Figure 10-3: WinHex search for GIF87

For full regular expressionbased searching, EnCase Enterprise supports GREP-based regular expression parsing in addition to ASCII, Unicode, and hex-based searches. As with WinHex noted previously, the hex searches allow the tool to be used to find binary signatures. Unicode permits searching for characters outside of the standard (and extended) ASCII character set. When conducting international investigations, Unicode support is a must.

EnCase can search image files that have been acquired with or imported into the software and can perform raw (and remote) searches for keywords. With remote searching, multiple drives can be analyzed simultaneously using their local resources in a forensically sound manner. Instead of the entire drive images, only the search hits can then be acquired . This is a key feature for bandwidth-limited remote investigations. An example of the EnCase search feature is shown in Figure 10-4.

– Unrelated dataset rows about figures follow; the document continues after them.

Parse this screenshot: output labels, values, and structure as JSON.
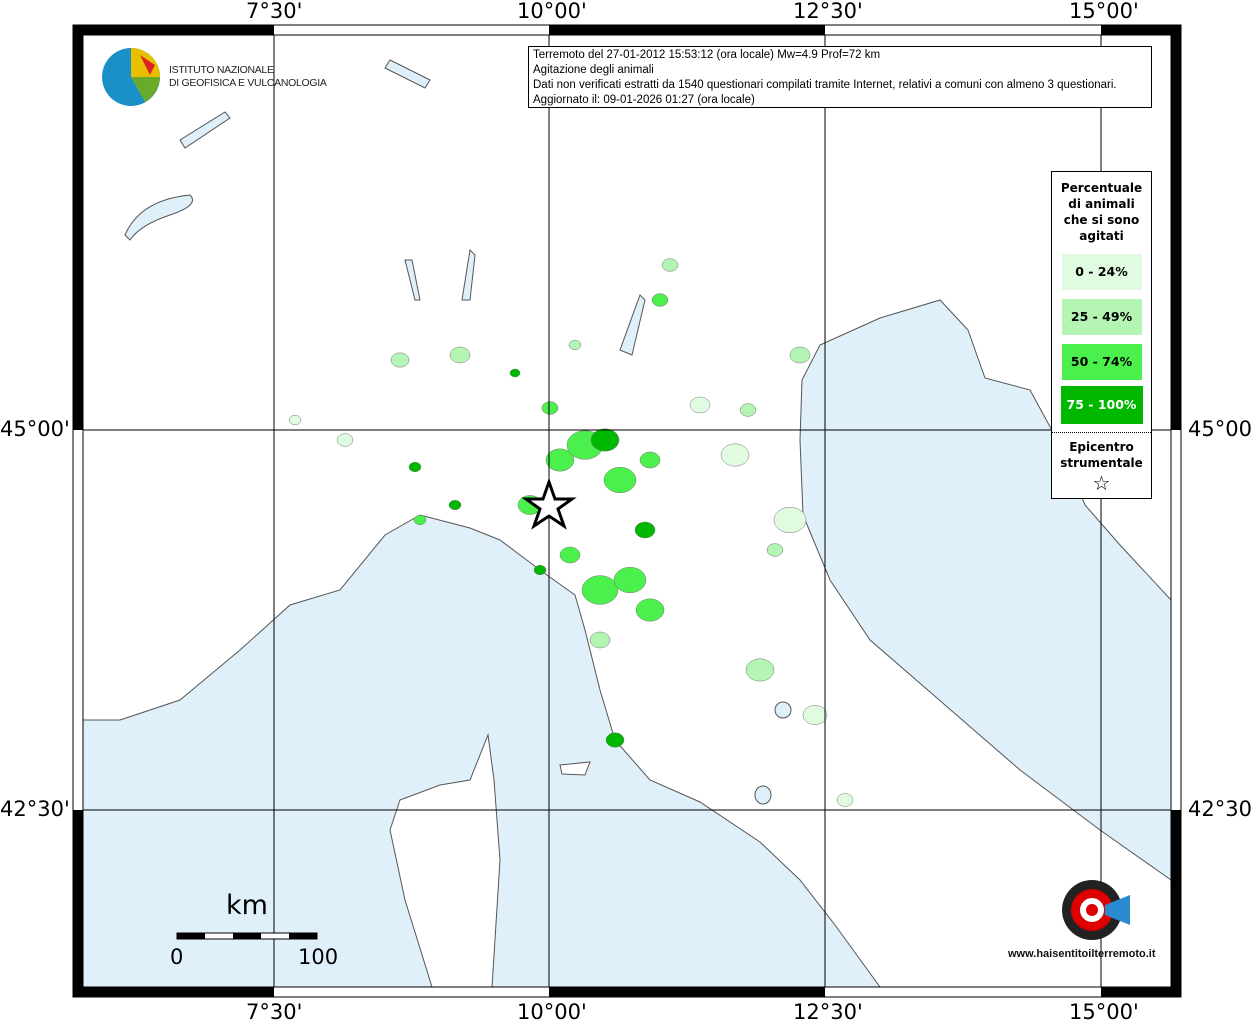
{
  "map": {
    "top_ticks": [
      "7°30'",
      "10°00'",
      "12°30'",
      "15°00'"
    ],
    "bottom_ticks": [
      "7°30'",
      "10°00'",
      "12°30'",
      "15°00'"
    ],
    "left_ticks": [
      "45°00'",
      "42°30'"
    ],
    "right_ticks": [
      "45°00'",
      "42°30'"
    ],
    "sea_color": "#dff0fb",
    "land_color": "#ffffff"
  },
  "logo": {
    "line1": "ISTITUTO NAZIONALE",
    "line2": "DI GEOFISICA E VULCANOLOGIA"
  },
  "info": {
    "line1": "Terremoto del 27-01-2012 15:53:12 (ora locale) Mw=4.9 Prof=72 km",
    "line2": "Agitazione degli animali",
    "line3": "Dati non verificati estratti da 1540 questionari compilati tramite Internet, relativi a comuni con almeno 3 questionari.",
    "line4": "Aggiornato il: 09-01-2026 01:27 (ora locale)"
  },
  "legend": {
    "title_lines": [
      "Percentuale",
      "di animali",
      "che si sono",
      "agitati"
    ],
    "classes": [
      {
        "label": "0 - 24%",
        "color": "#e0fbe0"
      },
      {
        "label": "25 - 49%",
        "color": "#b4f5b4"
      },
      {
        "label": "50 - 74%",
        "color": "#4cf04c"
      },
      {
        "label": "75 - 100%",
        "color": "#00b800"
      }
    ],
    "epicenter_lines": [
      "Epicentro",
      "strumentale"
    ],
    "epicenter_icon": "star-outline"
  },
  "scale": {
    "unit": "km",
    "min": "0",
    "max": "100"
  },
  "watermark": {
    "text": "www.haisentitoilterremoto.it"
  }
}
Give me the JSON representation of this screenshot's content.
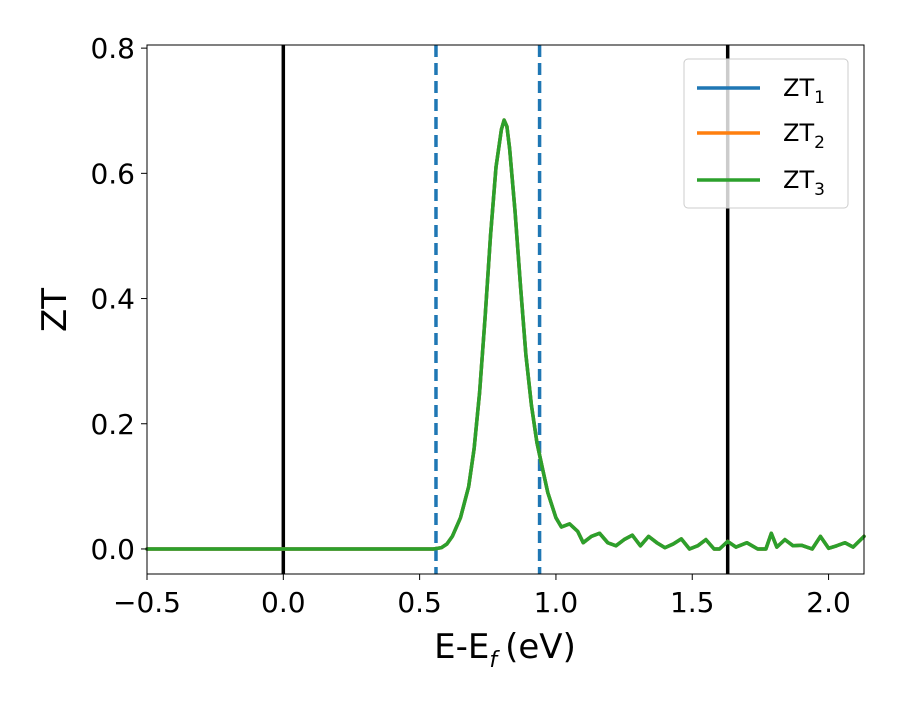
{
  "chart_data": {
    "type": "line",
    "xlabel": "E-E",
    "xlabel_sub": "f",
    "xlabel_unit": "(eV)",
    "ylabel": "ZT",
    "xlim": [
      -0.5,
      2.13
    ],
    "ylim": [
      -0.04,
      0.805
    ],
    "grid": false,
    "legend_position": "top-right",
    "x_ticks": [
      -0.5,
      0.0,
      0.5,
      1.0,
      1.5,
      2.0
    ],
    "x_tick_labels": [
      "−0.5",
      "0.0",
      "0.5",
      "1.0",
      "1.5",
      "2.0"
    ],
    "y_ticks": [
      0.0,
      0.2,
      0.4,
      0.6,
      0.8
    ],
    "y_tick_labels": [
      "0.0",
      "0.2",
      "0.4",
      "0.6",
      "0.8"
    ],
    "vertical_lines": [
      {
        "x": 0.0,
        "style": "solid",
        "color": "#000000"
      },
      {
        "x": 0.56,
        "style": "dashed",
        "color": "#1f77b4"
      },
      {
        "x": 0.94,
        "style": "dashed",
        "color": "#1f77b4"
      },
      {
        "x": 1.63,
        "style": "solid",
        "color": "#000000"
      }
    ],
    "x": [
      -0.5,
      -0.3,
      -0.1,
      0.1,
      0.3,
      0.5,
      0.55,
      0.58,
      0.6,
      0.62,
      0.65,
      0.68,
      0.7,
      0.72,
      0.74,
      0.76,
      0.78,
      0.8,
      0.81,
      0.82,
      0.83,
      0.85,
      0.87,
      0.89,
      0.91,
      0.93,
      0.95,
      0.97,
      1.0,
      1.02,
      1.05,
      1.08,
      1.1,
      1.13,
      1.16,
      1.19,
      1.22,
      1.25,
      1.28,
      1.31,
      1.34,
      1.37,
      1.4,
      1.43,
      1.46,
      1.49,
      1.52,
      1.55,
      1.58,
      1.6,
      1.63,
      1.66,
      1.7,
      1.74,
      1.77,
      1.79,
      1.81,
      1.84,
      1.87,
      1.9,
      1.94,
      1.97,
      2.0,
      2.03,
      2.06,
      2.09,
      2.13
    ],
    "series": [
      {
        "name": "ZT",
        "name_sub": "1",
        "color": "#1f77b4",
        "values": [
          0,
          0,
          0,
          0,
          0,
          0,
          0.0,
          0.002,
          0.008,
          0.02,
          0.05,
          0.1,
          0.16,
          0.25,
          0.37,
          0.5,
          0.61,
          0.67,
          0.685,
          0.675,
          0.64,
          0.54,
          0.42,
          0.31,
          0.23,
          0.17,
          0.13,
          0.09,
          0.05,
          0.035,
          0.04,
          0.028,
          0.01,
          0.02,
          0.025,
          0.01,
          0.005,
          0.015,
          0.022,
          0.005,
          0.02,
          0.01,
          0.002,
          0.008,
          0.016,
          0.0,
          0.005,
          0.015,
          0.0,
          0.0,
          0.012,
          0.003,
          0.01,
          0.0,
          0.0,
          0.025,
          0.003,
          0.015,
          0.005,
          0.006,
          0.0,
          0.02,
          0.001,
          0.005,
          0.01,
          0.003,
          0.02
        ]
      },
      {
        "name": "ZT",
        "name_sub": "2",
        "color": "#ff7f0e",
        "values": [
          0,
          0,
          0,
          0,
          0,
          0,
          0.0,
          0.002,
          0.008,
          0.02,
          0.05,
          0.1,
          0.16,
          0.25,
          0.37,
          0.5,
          0.61,
          0.67,
          0.685,
          0.675,
          0.64,
          0.54,
          0.42,
          0.31,
          0.23,
          0.17,
          0.13,
          0.09,
          0.05,
          0.035,
          0.04,
          0.028,
          0.01,
          0.02,
          0.025,
          0.01,
          0.005,
          0.015,
          0.022,
          0.005,
          0.02,
          0.01,
          0.002,
          0.008,
          0.016,
          0.0,
          0.005,
          0.015,
          0.0,
          0.0,
          0.012,
          0.003,
          0.01,
          0.0,
          0.0,
          0.025,
          0.003,
          0.015,
          0.005,
          0.006,
          0.0,
          0.02,
          0.001,
          0.005,
          0.01,
          0.003,
          0.02
        ]
      },
      {
        "name": "ZT",
        "name_sub": "3",
        "color": "#2ca02c",
        "values": [
          0,
          0,
          0,
          0,
          0,
          0,
          0.0,
          0.002,
          0.008,
          0.02,
          0.05,
          0.1,
          0.16,
          0.25,
          0.37,
          0.5,
          0.61,
          0.67,
          0.685,
          0.675,
          0.64,
          0.54,
          0.42,
          0.31,
          0.23,
          0.17,
          0.13,
          0.09,
          0.05,
          0.035,
          0.04,
          0.028,
          0.01,
          0.02,
          0.025,
          0.01,
          0.005,
          0.015,
          0.022,
          0.005,
          0.02,
          0.01,
          0.002,
          0.008,
          0.016,
          0.0,
          0.005,
          0.015,
          0.0,
          0.0,
          0.012,
          0.003,
          0.01,
          0.0,
          0.0,
          0.025,
          0.003,
          0.015,
          0.005,
          0.006,
          0.0,
          0.02,
          0.001,
          0.005,
          0.01,
          0.003,
          0.02
        ]
      }
    ]
  }
}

Figure 10-4: EnCase Enterprise searching

As noted previously, the two biggest limitations of bitwise searches are speed and non-standard file formats. A bitwise search can take multiple hours (up to days) depending on the size of the drive(s) or images searched. Consecutive searching (searches based on previous search results) can therefore take weeks to complete successfully and cannot be done on the fly. In addition to the speed concern, file formats such as XLS (Excel) and PDF (Acrobat), compressed files, and encrypted files will not be found by a standard bitwise search. Even simple obfuscation techniques such as ROT-13 will foil a bitwise search.

A final but less likely way in which bitwise searches can fail is due to file boundaries. On a heavily fragmented disk, many files are stored in non-contiguous sectors. Any text on the boundary of one of these sectors (that is, spanning two sectors) will not be accurately identified by most bitwise tools unless the sectors are contiguous. The odds of missing a keyword based on sector boundaries increase as fragmentation increases and are inversely proportional to cluster size. Since a cluster is the smallest amount of information an OS can address, intact files will have all sectors within a single cluster as contiguous.

Search Methodology

Many investigations call for a combination of searching techniques, and the methodology applied to a particular case needs to be context specific. Factors affecting the choice and order of searching include:

• Awareness of suspect. If the suspect is aware that he is under investigation, file-based content may have been deleted, which leans toward bitwise searching. If the content is likely to still be present on the drive intact, index-based searching may be more effective.

• Likely data format. If there is a chance that the content resides in PDF, XLS, zipped , gzipped , or Windows-compressed files, index-based searching will be more thorough. A preliminary bitwise search for the header bytes from these file types and subsequent recovery of deleted files before the index-based search will combine both techniques for the maximum effectiveness.

• Time constraints. For a single keyword or group of keywords, a bitwise search will be slightly faster in most circumstances due to the overhead created by indexing. If subsequent or real-time searches are expected, which is common when performing an investigation interactively with non-IT investigators or Subject Matter Experts, index-based searches will be faster overall.

• Search complexity. When searching for very complex regular expressions (for example, looking for all strings that match a credit card number or phone number), bitwise search tools will have more success. Searches based on synonyms of words, phonetically similar words, and fuzzy spellings of words will be more successful with index-based searches.

All considerations being equal, for ongoing investigations generating an index for subsequent searching can almost always be performed during downtime. Generating an index overnight immediately following an acquisition allows the investigator to decide what type of search to perform the next day. Since the indexing is complete, an index-based search or searches can be done simultaneously with direct batched, bitwise searches running in parallel.